M. le Président. La parole est à M. le Ministre Nollet.

M. Nollet, Ministre du Développement durable et de la Fonction publique. Monsieur le Député, à ma demande, le Conseil Supérieur du Logement a effectivement consacré un examen à la question de la valorisation du droit de superficie afin d'accéder à la propriété. Le Conseil aboutit à la conclusion que les opérations immobilières réalisées par le biais du droit de superficie ou de l'emphytéose méritent d'être encouragées. Cela va vraiment dans le sens, je pense, de ce que vous souhaitiez. Dans le cadre de cet examen, le Conseil a pris connaissance du concept de Community Land trust apparu aux Etats-Unis à la fin des années 1970. Ce concept se rapproche assez bien du schéma d'une coopérative qui produit des logements abordables pour des personnes disposant de bas revenus: celles qui n'arrive plus à avoir accès pour l'instant au logement, à la propriété en tout cas. Dans ce système, la propriété foncière qui appartiendrait aux pouvoirs publics est séparée de la propriété du logement et permet dès lors d'une part, à l'acheteur de diminuer le prix d'achat initial et d'autre part, au trust de garder un contrôle permanent sur les prix des immeubles.
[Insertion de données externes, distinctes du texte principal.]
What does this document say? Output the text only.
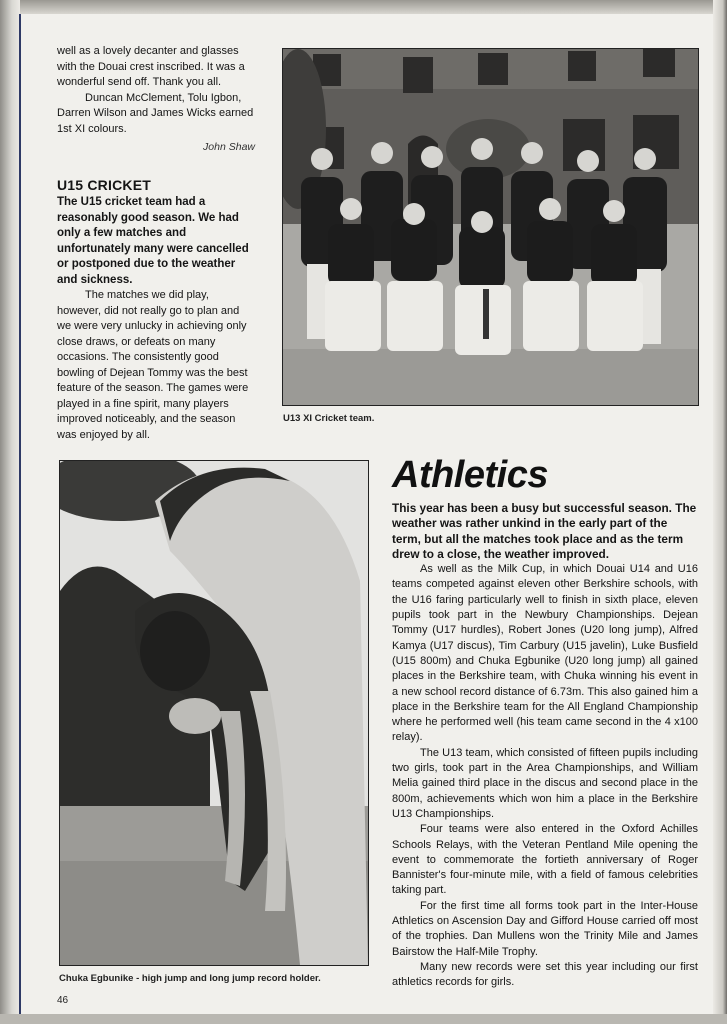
well as a lovely decanter and glasses with the Douai crest inscribed. It was a wonderful send off. Thank you all.

Duncan McClement, Tolu Igbon, Darren Wilson and James Wicks earned 1st XI colours.

John Shaw

U15 CRICKET

The U15 cricket team had a reasonably good season. We had only a few matches and unfortunately many were cancelled or postponed due to the weather and sickness.

The matches we did play, however, did not really go to plan and we were very unlucky in achieving only close draws, or defeats on many occasions. The consistently good bowling of Dejean Tommy was the best feature of the season. The games were played in a fine spirit, many players improved noticeably, and the season was enjoyed by all.

U13 XI Cricket team.
Chuka Egbunike - high jump and long jump record holder.
Athletics

This year has been a busy but successful season. The weather was rather unkind in the early part of the term, but all the matches took place and as the term drew to a close, the weather improved.

As well as the Milk Cup, in which Douai U14 and U16 teams competed against eleven other Berkshire schools, with the U16 faring particularly well to finish in sixth place, eleven pupils took part in the Newbury Championships. Dejean Tommy (U17 hurdles), Robert Jones (U20 long jump), Alfred Kamya (U17 discus), Tim Carbury (U15 javelin), Luke Busfield (U15 800m) and Chuka Egbunike (U20 long jump) all gained places in the Berkshire team, with Chuka winning his event in a new school record distance of 6.73m. This also gained him a place in the Berkshire team for the All England Championship where he performed well (his team came second in the 4 x100 relay).

The U13 team, which consisted of fifteen pupils including two girls, took part in the Area Championships, and William Melia gained third place in the discus and second place in the 800m, achievements which won him a place in the Berkshire U13 Championships.

Four teams were also entered in the Oxford Achilles Schools Relays, with the Veteran Pentland Mile opening the event to commemorate the fortieth anniversary of Roger Bannister's four-minute mile, with a field of famous celebrities taking part.

For the first time all forms took part in the Inter-House Athletics on Ascension Day and Gifford House carried off most of the trophies. Dan Mullens won the Trinity Mile and James Bairstow the Half-Mile Trophy.

Many new records were set this year including our first athletics records for girls.

46
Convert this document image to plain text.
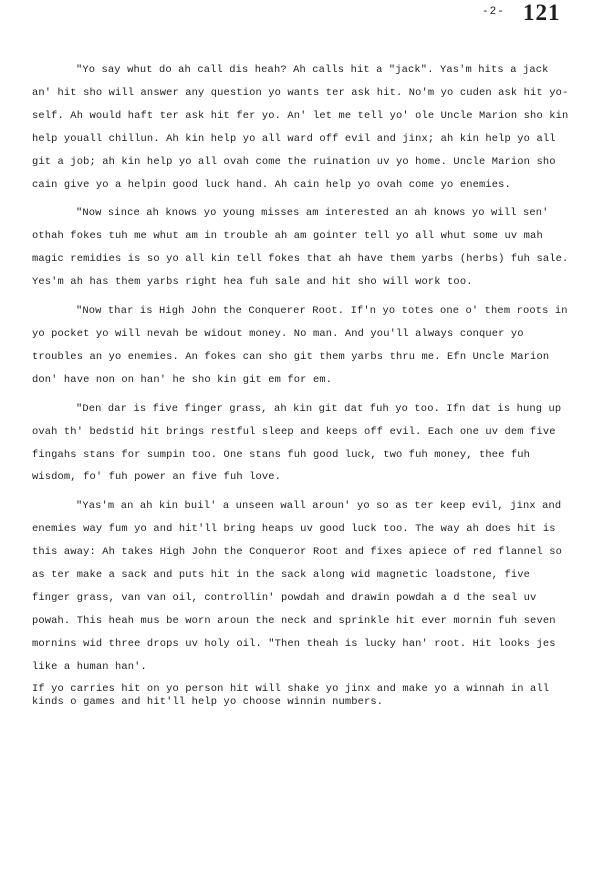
-2- 121

"Yo say whut do ah call dis heah? Ah calls hit a "jack". Yas'm hits a jack an' hit sho will answer any question yo wants ter ask hit. No'm yo cuden ask hit yo-self. Ah would haft ter ask hit fer yo. An' let me tell yo' ole Uncle Marion sho kin help youall chillun. Ah kin help yo all ward off evil and jinx; ah kin help yo all git a job; ah kin help yo all ovah come the ruination uv yo home. Uncle Marion sho cain give yo a helpin good luck hand. Ah cain help yo ovah come yo enemies.

"Now since ah knows yo young misses am interested an ah knows yo will sen' othah fokes tuh me whut am in trouble ah am gointer tell yo all whut some uv mah magic remidies is so yo all kin tell fokes that ah have them yarbs (herbs) fuh sale. Yes'm ah has them yarbs right hea fuh sale and hit sho will work too.

"Now thar is High John the Conquerer Root. If'n yo totes one o' them roots in yo pocket yo will nevah be widout money. No man. And you'll always conquer yo troubles an yo enemies. An fokes can sho git them yarbs thru me. Efn Uncle Marion don' have non on han' he sho kin git em for em.

"Den dar is five finger grass, ah kin git dat fuh yo too. Ifn dat is hung up ovah th' bedstid hit brings restful sleep and keeps off evil. Each one uv dem five fingahs stans for sumpin too. One stans fuh good luck, two fuh money, thee fuh wisdom, fo' fuh power an five fuh love.

"Yas'm an ah kin buil' a unseen wall aroun' yo so as ter keep evil, jinx and enemies way fum yo and hit'll bring heaps uv good luck too. The way ah does hit is this away: Ah takes High John the Conqueror Root and fixes apiece of red flannel so as ter make a sack and puts hit in the sack along wid magnetic loadstone, five finger grass, van van oil, controllin' powdah and drawin powdah a d the seal uv powah. This heah mus be worn aroun the neck and sprinkle hit ever mornin fuh seven mornins wid three drops uv holy oil. "Then theah is lucky han' root. Hit looks jes like a human han'.

If yo carries hit on yo person hit will shake yo jinx and make yo a winnah in all kinds o games and hit'll help yo choose winnin numbers.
La DPR visant plus particulièrement les locataires de logements publics qui souhaitent devenir propriétaires, le Conseil préconise de sensibiliser et encourager les Sociétés de logement public à la mise en uvre de telles formules. Le Conseil estime que l'intérêt de telles opérations pourrait résider, en Wallonie, dans la mise en uvre d'expériences-pilotes basées sur ce principe, et dont l'intérêt serait: l'accompagnement des occupants; la gestion démocratique du foncier; le terrain qui reste la propriété de l'opérateur.
Compte tenu de cet avis et dans un souci d'élargir les moyens d'action des Sociétés de logement public, les SLSP pourront gérer des projets de type « community land trust» afin de financer, construire ou rénover des logements qui seront occupés par des «coopérateurs» dans le cadre de conventions spécifiques. Adapté aux spécificités du logement locatif social, le système peut en effet offrir des possibilités de mixité sociale intéressantes et amener des capitaux destinés à construire ou rénover des logements publics. Les SLSP seront habilitées, pour ce faire, à créer des coopératives qui présentent différents avantages non négligeables. Rappelons que, chez nous, la figure du trust, cette institution qui a pour vocation de gérer un bien dans l'intérêt de ses membres, n'existe pas dans les textes de loi, ou disons pas en tant que telle en tout cas.
D'abord, le mécanisme de la coopérative offre à toute personne (habitant, investisseur privé, pouvoir public, communal, et caetaera) la possibilité de souscrire des parts et ainsi de participer à l'élaboration des projets de construction ou de rénovation.
Ensuite, il est également possible de prévoir dans les statuts que le produit de l'aliénation des parts, audelà d'un certain seuil, revient à la coopérative. Ce qui permettra à celle-ci de réinjecter des fonds frais dans d'autres projets ou de déduire l'excédent du prix de revente des parts à l'acquéreur suivant, afin de maintenir le bien abordable financièrement.
Par ailleurs, le recours au système de la coopérative rend les institutions financières plus enclines à concéder des prêts, que ce soit au bénéfice de la coopérative en vue de financer des rénovations ou des coopérateurs/usagers eux-mêmes. Je vous le dis, Monsieur Crucke puisque c'est un peu l'aboutissement d'une réflexion que vous avez effectivement initiée mais qu'on avait un peu en parallèle, peu importe les droits d'auteur de l'idée initiale, le Code wallon du logement sera modifié en conséquence et un appel à projets sera réalisé en 2012 sur ce volet-là. Il faut le temps que nous modifions le Code wallon du logement. Cette mesure figure dans la note d'orientation, ce n'est plus une idée du Ministre, mais elle a été adoptée par le gouvernement le 16 décembre 2010. Voilà une fois de plus, un point de convergence entre nous, je dirais, sur une idée nouvelle, à venir, à tester en Wallonie et vous avez là des échéances, un calendrier qui font avancer les choses après analyse et après avis du Conseil supérieur du logement qui a fait son boulot dans les temps impartis.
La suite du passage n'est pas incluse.